Address at opening ceremony Sant'Egidio International Meeting of Prayer for Peace - Palais de Congress, Lyons
Sunday 11th September 2005An address by the Archbishop of Canterbury, Dr Rowan Williams, at the Sant'Egidio International Meeting of Prayer for Peace, Palais de Congress, Lyons
My diary for the seventh of July involved a very early start from London in order to travel to the North of England. I was due to meet a number of Muslim leaders in West Yorkshire – a region with a very high Muslim population – and to visit some of their institutions. The invitation arose from the close partnership in the area between the Anglican diocese of Wakefield and several local Muslim groups.
We had almost arrived in the town where the first meeting was to take place when the message came through on my chaplain's mobile phone that the London Underground had been closed because of what looked like a bomb attack. We managed to confirm that my daughter, who travels across London to school each day, had got there safely. By the time we arrived, it had become clear that more than one incident had happened, and that the likelihood was that a terrorist group had been responsible.
This meant that already when I stepped out of the car at the Muslim madrasa where the first meeting was to occur, there was a great deal of emotion in the air. My Muslim hosts were anxious and confused; everyone was apprehensive. When I emerged from going around the madrasa, a television crew had assembled, and several local journalists. I was able to make a first, unscripted statement on television, directly in front of one of the largest Muslim institutions in Northern England, to speak not only of the shock and condemnation which I wanted to express but of the revulsion of those who stood around me at this indiscriminate and brutal violence.
Throughout that extraordinary day the same message was reinforced time and again. As more and more details came in, the local Muslims involved in the meetings went out of their way to offer words of condolence and to insist that this action was 'not in their name', whoever was responsible.
It was a day of cruel ironies. The substance of our discussions was the prospects for more and better co-operation between Christian and Muslim communities in the work of urban regeneration in a very poorly-resourced region. Several of the Muslims present – including a Member of Parliament and many involved in local government – manifestly saw themselves as a natural part of the political landscape in Britain. Some of my own contribution to the discussion drew upon my experience a few weeks earlier, when I had chaired a lengthy consultation in Sarajevo on the theme of how Muslims and Christians could identify a common agenda in the western social context, sharing their perspectives on matters like the support of stable families, the place of faith in education, and how the law could take better account of the convictions of religious believers, rather than assuming that faith was always necessarily a private concern only.

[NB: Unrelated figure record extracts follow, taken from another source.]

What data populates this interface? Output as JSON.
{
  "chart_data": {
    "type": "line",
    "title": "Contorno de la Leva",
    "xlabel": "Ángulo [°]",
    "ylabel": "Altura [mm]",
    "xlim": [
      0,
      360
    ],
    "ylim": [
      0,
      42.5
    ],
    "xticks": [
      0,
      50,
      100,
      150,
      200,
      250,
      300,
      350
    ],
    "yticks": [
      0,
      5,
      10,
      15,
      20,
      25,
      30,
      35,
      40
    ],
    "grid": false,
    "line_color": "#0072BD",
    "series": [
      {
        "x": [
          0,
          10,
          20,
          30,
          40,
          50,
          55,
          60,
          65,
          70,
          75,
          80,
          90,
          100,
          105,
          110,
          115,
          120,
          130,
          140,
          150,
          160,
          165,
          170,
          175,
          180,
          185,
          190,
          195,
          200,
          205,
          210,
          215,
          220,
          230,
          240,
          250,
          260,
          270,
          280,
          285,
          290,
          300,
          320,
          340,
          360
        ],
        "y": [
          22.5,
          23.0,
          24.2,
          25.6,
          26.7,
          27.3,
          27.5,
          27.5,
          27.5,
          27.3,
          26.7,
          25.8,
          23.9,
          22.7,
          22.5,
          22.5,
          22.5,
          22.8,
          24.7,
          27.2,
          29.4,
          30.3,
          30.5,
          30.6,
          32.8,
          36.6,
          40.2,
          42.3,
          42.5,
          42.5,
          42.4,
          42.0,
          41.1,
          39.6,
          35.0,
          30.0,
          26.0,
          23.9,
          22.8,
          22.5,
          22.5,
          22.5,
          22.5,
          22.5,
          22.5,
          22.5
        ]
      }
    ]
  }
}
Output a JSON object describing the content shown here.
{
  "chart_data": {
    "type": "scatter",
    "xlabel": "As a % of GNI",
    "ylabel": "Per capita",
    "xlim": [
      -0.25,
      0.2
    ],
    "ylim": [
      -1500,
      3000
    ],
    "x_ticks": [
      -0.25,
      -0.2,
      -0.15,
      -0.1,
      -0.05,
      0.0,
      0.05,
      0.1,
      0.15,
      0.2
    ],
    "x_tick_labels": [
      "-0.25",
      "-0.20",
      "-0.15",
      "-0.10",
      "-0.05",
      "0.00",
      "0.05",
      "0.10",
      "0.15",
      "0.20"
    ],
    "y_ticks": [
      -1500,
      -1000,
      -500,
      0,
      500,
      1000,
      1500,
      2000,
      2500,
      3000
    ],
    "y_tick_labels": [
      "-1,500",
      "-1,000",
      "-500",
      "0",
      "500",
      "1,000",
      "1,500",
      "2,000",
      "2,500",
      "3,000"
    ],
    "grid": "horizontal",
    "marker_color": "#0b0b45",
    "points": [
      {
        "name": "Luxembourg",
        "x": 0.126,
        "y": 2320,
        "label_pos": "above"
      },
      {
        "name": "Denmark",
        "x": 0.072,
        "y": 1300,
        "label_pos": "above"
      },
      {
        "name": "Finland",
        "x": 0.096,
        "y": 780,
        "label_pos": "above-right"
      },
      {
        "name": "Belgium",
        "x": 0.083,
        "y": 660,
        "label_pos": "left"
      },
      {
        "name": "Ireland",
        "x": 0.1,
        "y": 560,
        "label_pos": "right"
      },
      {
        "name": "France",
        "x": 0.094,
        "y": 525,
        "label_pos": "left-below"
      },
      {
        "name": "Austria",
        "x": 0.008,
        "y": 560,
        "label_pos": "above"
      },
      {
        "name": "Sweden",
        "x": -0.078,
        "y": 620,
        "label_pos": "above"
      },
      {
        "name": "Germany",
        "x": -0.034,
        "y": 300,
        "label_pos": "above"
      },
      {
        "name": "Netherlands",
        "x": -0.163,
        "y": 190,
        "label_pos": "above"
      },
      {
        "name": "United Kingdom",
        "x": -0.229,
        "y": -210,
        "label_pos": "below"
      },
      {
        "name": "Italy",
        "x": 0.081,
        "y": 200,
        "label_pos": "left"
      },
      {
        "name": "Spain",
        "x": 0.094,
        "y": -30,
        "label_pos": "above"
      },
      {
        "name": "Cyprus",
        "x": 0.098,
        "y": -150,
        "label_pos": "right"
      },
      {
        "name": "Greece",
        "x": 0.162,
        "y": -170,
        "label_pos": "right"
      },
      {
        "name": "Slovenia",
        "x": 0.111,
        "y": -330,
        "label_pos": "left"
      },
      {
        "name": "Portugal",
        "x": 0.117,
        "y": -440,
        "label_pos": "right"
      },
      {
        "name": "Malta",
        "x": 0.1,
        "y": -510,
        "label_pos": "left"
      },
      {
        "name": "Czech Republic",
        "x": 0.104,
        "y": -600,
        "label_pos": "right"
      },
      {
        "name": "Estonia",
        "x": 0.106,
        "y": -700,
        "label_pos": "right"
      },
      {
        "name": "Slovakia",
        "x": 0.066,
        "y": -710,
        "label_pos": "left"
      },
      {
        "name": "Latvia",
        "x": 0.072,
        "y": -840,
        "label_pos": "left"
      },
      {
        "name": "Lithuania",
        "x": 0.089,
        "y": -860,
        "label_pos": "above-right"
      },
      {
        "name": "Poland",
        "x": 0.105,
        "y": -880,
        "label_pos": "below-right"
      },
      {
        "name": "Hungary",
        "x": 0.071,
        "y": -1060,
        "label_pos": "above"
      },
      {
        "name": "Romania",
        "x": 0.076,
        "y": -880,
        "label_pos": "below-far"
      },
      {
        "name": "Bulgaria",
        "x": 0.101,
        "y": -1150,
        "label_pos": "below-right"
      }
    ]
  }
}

Sarajevo had involved leading Muslim academics from across the world, as well as Christians of all confessions, working together against the background of a recent history of brutal slaughter and civil strife. We daily walked past buildings still scarred by bullets and shells or burnt-out by bomb-blasts. But there was a powerful common willingness to find ways of identifying the common good for a religiously and ethnically plural society, a common good defined not by the abstract legal unity that a secularist would assume but by some sort of convergence about what was sowed to human beings as God's creatures and the objects of God's calling.
Those Christians and Muslims who were working together in West Yorkshire had already begun to make such a vision a practical reality. During that long and hard day, with everyone's mind partially distracted in thinking about what London was suffering and fearing, the reality of a common task already understood and begun helped us carry on. The destructive ideology of those who caused the carnage in London could not be the whole story; and there were many people there in West Yorkshire determined that this is how it would remain.
For me as a Christian that day, the gift was to see how the hospitality of local Christian communities in West Yorkshire had opened up relations with others, so that fear and resentment could be expressed, explored and dealt with. When I returned to London, it was with a strengthened sense of how in the long term it seems that hospitality changes things in a way that aggression and counter-aggression do not – but also with a strengthened sense of how hospitality can, in the eyes of a compulsively (and understandably) anxious world, look like foolishness. The foolishness of the cross, ultimately.